Ask for a trial date
To have your case go to trial, you need to ask for or have the judge give you a date for the trial (called setting the case for trial). Each court has its own process for how you need to set a case for trial.
Many courts have you prepare a local form, serve it, and file it to have a court date set.
Sometimes, the judge will set your case for trial if you and your spouse cannot agree during a hearing or other court date.
When you get the trial date, the court may set other court dates and give you other tasks to complete, like a trial brief.
Finish your final financial disclosures
You must exchange your financial information with your spouse (final declaration of disclosure) at least 45 days before the first assigned trial date.

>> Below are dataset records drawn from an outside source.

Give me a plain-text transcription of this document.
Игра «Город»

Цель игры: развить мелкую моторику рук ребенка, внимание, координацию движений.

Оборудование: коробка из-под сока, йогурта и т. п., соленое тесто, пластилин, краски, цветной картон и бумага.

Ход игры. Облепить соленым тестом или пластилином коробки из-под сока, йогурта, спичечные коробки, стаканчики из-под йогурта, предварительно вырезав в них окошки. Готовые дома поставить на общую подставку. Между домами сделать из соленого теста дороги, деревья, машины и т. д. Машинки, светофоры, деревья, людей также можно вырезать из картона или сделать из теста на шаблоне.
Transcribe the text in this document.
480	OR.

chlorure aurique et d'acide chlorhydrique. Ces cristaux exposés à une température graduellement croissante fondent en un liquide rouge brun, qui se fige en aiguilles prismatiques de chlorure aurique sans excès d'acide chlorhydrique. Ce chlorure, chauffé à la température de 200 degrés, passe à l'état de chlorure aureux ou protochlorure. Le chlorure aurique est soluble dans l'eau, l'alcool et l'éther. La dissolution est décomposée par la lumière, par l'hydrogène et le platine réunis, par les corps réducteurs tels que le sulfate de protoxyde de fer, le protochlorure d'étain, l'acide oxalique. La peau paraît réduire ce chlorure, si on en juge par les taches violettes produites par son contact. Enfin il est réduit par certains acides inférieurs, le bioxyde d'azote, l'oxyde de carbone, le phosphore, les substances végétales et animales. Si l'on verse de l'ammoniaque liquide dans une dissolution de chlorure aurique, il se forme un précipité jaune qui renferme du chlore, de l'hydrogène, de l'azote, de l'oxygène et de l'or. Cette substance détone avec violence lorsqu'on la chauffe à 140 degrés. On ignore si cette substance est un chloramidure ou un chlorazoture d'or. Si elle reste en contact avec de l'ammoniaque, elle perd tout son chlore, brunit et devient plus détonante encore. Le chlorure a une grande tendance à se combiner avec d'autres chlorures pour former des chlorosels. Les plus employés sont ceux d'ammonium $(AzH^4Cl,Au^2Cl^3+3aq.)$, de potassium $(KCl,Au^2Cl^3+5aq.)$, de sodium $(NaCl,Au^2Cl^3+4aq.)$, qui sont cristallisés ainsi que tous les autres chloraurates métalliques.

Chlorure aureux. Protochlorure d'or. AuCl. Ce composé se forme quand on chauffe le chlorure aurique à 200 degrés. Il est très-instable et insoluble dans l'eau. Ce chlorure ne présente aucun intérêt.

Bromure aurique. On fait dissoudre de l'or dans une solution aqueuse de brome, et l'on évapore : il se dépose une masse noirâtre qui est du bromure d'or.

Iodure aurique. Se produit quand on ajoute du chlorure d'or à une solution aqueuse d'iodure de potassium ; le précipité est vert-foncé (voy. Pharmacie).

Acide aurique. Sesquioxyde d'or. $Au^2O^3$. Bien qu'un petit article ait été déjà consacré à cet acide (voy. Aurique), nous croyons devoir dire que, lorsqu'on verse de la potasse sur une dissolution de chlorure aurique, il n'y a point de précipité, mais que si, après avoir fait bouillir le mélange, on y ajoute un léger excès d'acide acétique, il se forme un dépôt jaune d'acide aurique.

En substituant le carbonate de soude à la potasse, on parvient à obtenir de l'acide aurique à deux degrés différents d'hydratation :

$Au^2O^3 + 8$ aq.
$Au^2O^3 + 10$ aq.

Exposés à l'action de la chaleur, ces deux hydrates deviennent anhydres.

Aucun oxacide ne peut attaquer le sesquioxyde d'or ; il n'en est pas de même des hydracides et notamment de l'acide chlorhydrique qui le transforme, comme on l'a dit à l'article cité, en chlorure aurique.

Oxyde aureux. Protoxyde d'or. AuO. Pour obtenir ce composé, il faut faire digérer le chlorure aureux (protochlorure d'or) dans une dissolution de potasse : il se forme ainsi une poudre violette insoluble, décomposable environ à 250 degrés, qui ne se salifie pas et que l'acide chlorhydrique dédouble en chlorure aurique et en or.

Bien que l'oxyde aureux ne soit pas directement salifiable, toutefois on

Learn how to complete financial disclosures
Attend a settlement conference (if required)
Most courts schedule a settlement conference prior to your trial date. The settlement conference is a final chance for you and your spouse to settle any remaining issues with the help of a judge or experienced attorney. If you and your spouse can reach an agreement, the agreement is made into the judgment, and you won’t go to trial.
If you do have a settlement conference, you may need to prepare a settlement conference statement. This is usually a written statement about what issues you disagree about and your position (what you want or are offering to settle the case).
If you need additional information, conduct discovery
If you need more information to help make your case, there's a process to ask the court to order your spouse to provide the information you need. You can request documents that aren't included in financial disclosures or ask your spouse to answer questions. This is called discovery.